In the engine operating range from peak torque to peak power, a naturally aspirated engine should be slightly leaner at about 13:1, with the forced induction factory engine about 12:1 and an aftermarket supercharged engine staying at about 11:1.
During acceleration the engine requires a richer mixture than during steady-state running, with the extra fuel provided by acceleration enrichment. Under strong acceleration, the air/fuel ratio will typically drop 1 - 1.5 ratios from its static level. The amount of acceleration enrichment that is required is normally found by trial and error, and this is best done on the road rather than the dyno. The acceleration enrichment should be leaned out until a flat spot occurs, then just enough fuel to get rid of the flat spot should be added. This approach usually gives the sharpest response. Note that both over-rich or over-lean acceleration enrichment will result in flat spots, and that a greater amount of acceleration enrichment is needed at lower engine speeds than higher speeds.

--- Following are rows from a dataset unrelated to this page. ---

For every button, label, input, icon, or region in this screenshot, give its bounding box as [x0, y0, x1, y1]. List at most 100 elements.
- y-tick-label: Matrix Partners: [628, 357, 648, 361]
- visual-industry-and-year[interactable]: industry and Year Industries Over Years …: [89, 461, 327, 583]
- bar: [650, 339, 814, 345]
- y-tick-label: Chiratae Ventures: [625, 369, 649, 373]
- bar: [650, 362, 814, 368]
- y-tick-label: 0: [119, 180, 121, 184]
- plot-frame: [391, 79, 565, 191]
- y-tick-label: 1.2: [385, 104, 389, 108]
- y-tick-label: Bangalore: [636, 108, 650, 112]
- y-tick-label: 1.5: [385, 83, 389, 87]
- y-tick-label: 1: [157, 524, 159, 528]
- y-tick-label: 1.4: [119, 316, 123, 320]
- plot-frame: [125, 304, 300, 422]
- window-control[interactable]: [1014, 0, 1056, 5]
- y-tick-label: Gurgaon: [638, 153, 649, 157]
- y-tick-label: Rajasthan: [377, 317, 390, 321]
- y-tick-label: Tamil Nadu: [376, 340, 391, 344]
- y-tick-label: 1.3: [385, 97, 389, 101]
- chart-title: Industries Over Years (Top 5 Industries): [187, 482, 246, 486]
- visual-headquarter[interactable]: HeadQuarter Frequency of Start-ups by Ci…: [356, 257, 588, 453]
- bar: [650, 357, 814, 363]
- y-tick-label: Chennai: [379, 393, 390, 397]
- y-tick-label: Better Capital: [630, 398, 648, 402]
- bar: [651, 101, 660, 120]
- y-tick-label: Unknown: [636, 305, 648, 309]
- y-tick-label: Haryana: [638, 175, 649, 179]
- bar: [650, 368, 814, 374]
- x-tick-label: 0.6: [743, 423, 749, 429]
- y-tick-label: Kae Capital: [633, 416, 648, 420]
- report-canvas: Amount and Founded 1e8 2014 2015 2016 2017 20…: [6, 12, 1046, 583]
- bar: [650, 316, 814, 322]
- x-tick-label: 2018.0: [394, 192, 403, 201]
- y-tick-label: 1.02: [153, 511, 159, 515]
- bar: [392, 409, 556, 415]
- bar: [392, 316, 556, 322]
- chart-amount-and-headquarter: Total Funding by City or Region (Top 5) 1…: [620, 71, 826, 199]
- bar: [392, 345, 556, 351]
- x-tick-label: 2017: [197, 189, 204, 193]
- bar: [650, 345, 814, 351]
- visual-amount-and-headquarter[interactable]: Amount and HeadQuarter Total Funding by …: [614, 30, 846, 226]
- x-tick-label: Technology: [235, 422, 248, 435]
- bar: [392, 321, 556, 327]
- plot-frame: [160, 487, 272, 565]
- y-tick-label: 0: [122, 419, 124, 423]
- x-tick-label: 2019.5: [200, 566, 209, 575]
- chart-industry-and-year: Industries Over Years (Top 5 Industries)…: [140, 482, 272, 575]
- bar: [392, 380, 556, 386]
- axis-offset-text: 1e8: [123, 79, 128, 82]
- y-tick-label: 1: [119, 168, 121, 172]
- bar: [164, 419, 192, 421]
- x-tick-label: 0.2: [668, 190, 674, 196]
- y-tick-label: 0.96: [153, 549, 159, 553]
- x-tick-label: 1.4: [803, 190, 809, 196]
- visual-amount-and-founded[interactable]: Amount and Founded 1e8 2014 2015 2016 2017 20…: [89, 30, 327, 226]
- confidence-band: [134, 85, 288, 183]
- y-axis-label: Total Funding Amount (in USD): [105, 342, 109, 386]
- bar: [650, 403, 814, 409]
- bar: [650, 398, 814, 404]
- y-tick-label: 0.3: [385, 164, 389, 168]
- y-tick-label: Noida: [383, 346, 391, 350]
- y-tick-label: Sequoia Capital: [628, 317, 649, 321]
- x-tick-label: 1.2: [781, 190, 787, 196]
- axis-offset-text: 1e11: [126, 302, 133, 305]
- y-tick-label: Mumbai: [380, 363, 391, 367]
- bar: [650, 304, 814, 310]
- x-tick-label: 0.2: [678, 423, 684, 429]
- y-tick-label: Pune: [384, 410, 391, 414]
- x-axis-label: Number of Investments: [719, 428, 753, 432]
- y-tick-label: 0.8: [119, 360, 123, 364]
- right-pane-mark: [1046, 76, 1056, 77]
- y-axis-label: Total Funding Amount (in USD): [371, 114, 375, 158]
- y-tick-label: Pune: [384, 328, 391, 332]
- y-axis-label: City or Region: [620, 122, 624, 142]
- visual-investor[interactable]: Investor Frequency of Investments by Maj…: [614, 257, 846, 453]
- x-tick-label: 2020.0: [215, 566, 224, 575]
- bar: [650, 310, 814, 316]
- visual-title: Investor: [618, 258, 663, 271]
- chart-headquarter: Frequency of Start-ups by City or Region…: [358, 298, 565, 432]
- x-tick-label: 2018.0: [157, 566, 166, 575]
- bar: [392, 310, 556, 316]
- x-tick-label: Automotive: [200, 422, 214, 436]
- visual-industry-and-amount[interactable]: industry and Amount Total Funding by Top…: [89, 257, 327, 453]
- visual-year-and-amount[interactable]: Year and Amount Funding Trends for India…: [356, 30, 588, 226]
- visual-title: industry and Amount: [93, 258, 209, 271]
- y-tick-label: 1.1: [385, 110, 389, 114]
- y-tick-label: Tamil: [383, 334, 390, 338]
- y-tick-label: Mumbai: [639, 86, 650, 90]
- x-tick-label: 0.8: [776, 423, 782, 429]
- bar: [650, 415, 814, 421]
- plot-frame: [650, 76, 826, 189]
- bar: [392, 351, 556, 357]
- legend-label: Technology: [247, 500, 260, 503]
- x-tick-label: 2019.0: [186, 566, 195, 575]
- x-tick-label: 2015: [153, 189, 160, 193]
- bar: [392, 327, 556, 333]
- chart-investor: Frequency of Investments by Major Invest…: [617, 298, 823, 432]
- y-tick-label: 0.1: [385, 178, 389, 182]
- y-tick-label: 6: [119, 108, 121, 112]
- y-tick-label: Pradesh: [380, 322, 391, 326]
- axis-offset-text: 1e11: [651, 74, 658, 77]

In road-going vehicles, deceleration enleanment is used to reduce emissions and improve fuel economy. This normally takes the form of injector shut-off, with the shut-off often occurring at mid-rpm (such as 3000-4000 rpm) and the injector operation re-starting at 1200-1800 rpm. High rpm injector shut-off can, in some cases, have the potential to cause a momentary lean condition.
How a car drives on the road is a pretty damned important part of owning a modified car - and in both the power that is developed and the driveability, air/fuel ratios are a vitally important ingredient.